Pictures are worth a thousand words, which perhaps explains why the Ripley Scrolls employ a series of images telling us how to manufacture the legendary Philosopher’s Stone. Dramatic inhale. According to folklore, the stone can do a myriad of charming tricks – turning lead to gold, for example – and supposedly contains, when mixed correctly, the very elixir of life.

For those not well-versed in the medieval sciences, or who haven’t read the Harry Potter books, do not fret, because the scrolls also contain some helpful written instructions: “You must make Water of the Earth, and Earth of the Air, and Air of the Fire, and Fire of the Earth.” Easy-peasy, right? Looks like baking day with grandma just got a little bit more exciting.

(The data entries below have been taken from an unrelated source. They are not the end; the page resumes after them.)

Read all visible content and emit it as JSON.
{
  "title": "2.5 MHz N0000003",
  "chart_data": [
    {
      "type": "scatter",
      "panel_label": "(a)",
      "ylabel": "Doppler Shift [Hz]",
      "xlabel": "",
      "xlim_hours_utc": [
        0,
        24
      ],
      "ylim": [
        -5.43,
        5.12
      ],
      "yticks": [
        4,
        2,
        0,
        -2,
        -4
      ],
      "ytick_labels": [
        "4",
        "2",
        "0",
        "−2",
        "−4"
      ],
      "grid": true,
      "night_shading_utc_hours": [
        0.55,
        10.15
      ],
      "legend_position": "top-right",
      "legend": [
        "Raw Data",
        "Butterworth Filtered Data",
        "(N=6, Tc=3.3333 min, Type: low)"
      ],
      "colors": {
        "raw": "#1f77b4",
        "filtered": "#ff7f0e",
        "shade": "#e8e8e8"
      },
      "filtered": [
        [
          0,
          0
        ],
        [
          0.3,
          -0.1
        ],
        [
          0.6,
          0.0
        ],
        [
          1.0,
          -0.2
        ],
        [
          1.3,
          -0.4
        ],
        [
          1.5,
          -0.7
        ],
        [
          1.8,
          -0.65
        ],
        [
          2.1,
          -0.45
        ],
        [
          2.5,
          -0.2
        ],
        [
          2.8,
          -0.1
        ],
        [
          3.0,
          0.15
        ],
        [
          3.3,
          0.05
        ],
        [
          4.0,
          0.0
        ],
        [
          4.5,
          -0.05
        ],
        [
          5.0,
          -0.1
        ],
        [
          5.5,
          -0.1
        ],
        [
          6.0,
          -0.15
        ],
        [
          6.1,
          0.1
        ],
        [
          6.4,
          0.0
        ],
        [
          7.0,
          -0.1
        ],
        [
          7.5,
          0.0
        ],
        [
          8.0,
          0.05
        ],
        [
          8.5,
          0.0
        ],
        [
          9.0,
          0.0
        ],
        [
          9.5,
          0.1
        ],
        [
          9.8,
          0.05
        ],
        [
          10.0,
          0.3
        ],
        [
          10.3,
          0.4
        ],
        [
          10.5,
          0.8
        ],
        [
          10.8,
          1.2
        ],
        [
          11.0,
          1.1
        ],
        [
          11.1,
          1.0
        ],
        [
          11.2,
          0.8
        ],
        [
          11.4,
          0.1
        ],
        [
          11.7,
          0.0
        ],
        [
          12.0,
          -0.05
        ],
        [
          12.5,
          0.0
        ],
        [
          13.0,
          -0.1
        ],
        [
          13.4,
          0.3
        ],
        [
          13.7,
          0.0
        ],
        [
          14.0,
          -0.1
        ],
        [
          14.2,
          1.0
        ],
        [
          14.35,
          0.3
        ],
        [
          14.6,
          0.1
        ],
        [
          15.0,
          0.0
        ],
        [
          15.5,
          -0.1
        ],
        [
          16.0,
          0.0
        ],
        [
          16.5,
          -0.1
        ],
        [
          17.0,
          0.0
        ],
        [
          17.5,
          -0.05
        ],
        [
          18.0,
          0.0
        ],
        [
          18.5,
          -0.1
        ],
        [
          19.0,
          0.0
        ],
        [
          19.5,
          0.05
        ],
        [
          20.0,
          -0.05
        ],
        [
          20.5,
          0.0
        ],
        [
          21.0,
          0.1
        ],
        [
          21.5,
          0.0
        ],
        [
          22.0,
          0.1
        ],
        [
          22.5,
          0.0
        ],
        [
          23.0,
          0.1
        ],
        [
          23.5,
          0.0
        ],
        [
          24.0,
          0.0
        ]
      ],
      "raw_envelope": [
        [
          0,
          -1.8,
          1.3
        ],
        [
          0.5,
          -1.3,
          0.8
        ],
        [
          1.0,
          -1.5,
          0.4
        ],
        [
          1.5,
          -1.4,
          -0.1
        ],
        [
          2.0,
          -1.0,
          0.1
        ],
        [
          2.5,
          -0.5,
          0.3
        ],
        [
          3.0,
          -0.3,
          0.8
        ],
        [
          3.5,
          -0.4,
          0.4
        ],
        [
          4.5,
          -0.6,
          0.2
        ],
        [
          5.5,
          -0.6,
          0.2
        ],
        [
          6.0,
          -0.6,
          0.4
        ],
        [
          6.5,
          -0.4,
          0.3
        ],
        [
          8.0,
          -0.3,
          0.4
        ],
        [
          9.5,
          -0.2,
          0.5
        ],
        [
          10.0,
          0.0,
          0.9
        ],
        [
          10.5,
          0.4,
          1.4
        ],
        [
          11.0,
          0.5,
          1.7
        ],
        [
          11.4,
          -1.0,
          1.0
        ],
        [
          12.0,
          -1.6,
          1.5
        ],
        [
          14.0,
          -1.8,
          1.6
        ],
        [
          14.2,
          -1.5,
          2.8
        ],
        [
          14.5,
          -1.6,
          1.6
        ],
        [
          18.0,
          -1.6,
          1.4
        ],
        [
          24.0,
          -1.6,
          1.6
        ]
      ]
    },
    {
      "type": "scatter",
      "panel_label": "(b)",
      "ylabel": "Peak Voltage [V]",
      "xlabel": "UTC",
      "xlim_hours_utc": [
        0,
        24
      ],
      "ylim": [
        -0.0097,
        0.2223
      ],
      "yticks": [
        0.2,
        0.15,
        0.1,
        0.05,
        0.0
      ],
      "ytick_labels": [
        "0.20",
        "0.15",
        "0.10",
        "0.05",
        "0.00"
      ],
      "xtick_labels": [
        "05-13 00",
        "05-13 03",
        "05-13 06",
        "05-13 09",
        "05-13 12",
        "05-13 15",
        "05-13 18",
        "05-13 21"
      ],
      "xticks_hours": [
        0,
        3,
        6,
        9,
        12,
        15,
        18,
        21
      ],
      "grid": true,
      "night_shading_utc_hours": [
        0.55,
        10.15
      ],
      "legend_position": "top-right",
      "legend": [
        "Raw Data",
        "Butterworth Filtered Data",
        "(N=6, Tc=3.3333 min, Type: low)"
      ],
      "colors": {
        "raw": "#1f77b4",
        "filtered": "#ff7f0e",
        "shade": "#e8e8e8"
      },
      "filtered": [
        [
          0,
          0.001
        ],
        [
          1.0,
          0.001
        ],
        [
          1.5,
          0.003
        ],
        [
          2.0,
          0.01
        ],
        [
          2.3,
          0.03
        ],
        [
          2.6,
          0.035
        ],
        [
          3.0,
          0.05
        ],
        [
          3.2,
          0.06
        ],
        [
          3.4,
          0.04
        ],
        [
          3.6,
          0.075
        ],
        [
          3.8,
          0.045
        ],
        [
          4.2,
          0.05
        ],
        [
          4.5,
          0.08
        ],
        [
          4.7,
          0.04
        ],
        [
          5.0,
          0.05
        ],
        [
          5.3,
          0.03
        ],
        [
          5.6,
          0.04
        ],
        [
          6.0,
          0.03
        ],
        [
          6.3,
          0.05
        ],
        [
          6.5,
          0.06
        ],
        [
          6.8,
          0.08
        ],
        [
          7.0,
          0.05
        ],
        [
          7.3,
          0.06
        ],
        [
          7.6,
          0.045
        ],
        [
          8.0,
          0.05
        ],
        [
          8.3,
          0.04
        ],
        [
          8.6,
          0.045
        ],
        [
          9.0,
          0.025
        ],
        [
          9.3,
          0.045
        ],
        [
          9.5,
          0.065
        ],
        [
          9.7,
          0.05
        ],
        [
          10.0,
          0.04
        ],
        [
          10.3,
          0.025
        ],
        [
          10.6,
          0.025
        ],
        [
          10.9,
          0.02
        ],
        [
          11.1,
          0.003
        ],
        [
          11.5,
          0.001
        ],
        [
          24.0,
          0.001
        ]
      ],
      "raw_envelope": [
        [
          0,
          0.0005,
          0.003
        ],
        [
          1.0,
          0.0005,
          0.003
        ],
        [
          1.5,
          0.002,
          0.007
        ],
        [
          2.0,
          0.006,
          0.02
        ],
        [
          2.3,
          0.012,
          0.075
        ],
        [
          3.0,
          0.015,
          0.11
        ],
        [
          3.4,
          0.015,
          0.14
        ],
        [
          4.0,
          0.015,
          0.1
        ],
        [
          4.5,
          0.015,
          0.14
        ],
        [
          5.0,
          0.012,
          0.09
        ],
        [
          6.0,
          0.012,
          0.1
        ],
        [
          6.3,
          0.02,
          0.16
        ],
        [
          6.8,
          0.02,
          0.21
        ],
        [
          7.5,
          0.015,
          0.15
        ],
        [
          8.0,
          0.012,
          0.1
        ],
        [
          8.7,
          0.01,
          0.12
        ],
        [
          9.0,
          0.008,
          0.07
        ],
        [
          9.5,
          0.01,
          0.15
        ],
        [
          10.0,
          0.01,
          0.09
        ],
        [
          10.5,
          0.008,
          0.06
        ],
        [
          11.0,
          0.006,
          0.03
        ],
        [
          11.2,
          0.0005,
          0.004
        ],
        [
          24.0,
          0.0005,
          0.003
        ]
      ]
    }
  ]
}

3. Sun-beams may be extracted from cucumbers, but the process is tedious:

Bearing the unwieldy title, “Sun-beams may be extracted from cucumbers, but the process is tedious. An oration, pronounced on the Fourth of July, 1799. At the request of the citizens of New-Haven. By David Daggett,” this work stretches the definition of “Middle-Ages” rather far. Yet such a stretch seems relatively reasonable given a) the length of its title and b) the content that it contains in relation to said title.

Far from the terrestrial gist its heading implies, “Sun-beams” was written as a reactionary statement to Thomas Jefferson regarding something he said that nobody seems to remember. Or, as one reviewer wrote, “[the text had] presumably little to do with cucumbers or sun-beams, which makes its extremely incongruous title all the more delightful.”

However, the text’s author, David Daggett, was a Federalist member of the Connecticut State Council in 1779 and served as mayor of New Haven prior to the paper’s composition. Why Daggett chose such a bizarre, long-winded heading, we truly cannot say, but perhaps his coffee was cold that morning, he stepped in a puddle on the way to work, a bee stung him or he was just having one of those days where he needed to yell, “YOLO!” at the top of his lungs, as his child drew cosmic cucumbers on the wall. Whatever his reasoning, the title’s sheer majesty – “Sun-beams may be extracted from cucumbers, but the process is tedious. An oration, pronounced on the Fourth of July, 1799. At the request of the citizens of New-Haven” – is probably enough to satisfy even the most inquisitive of individuals.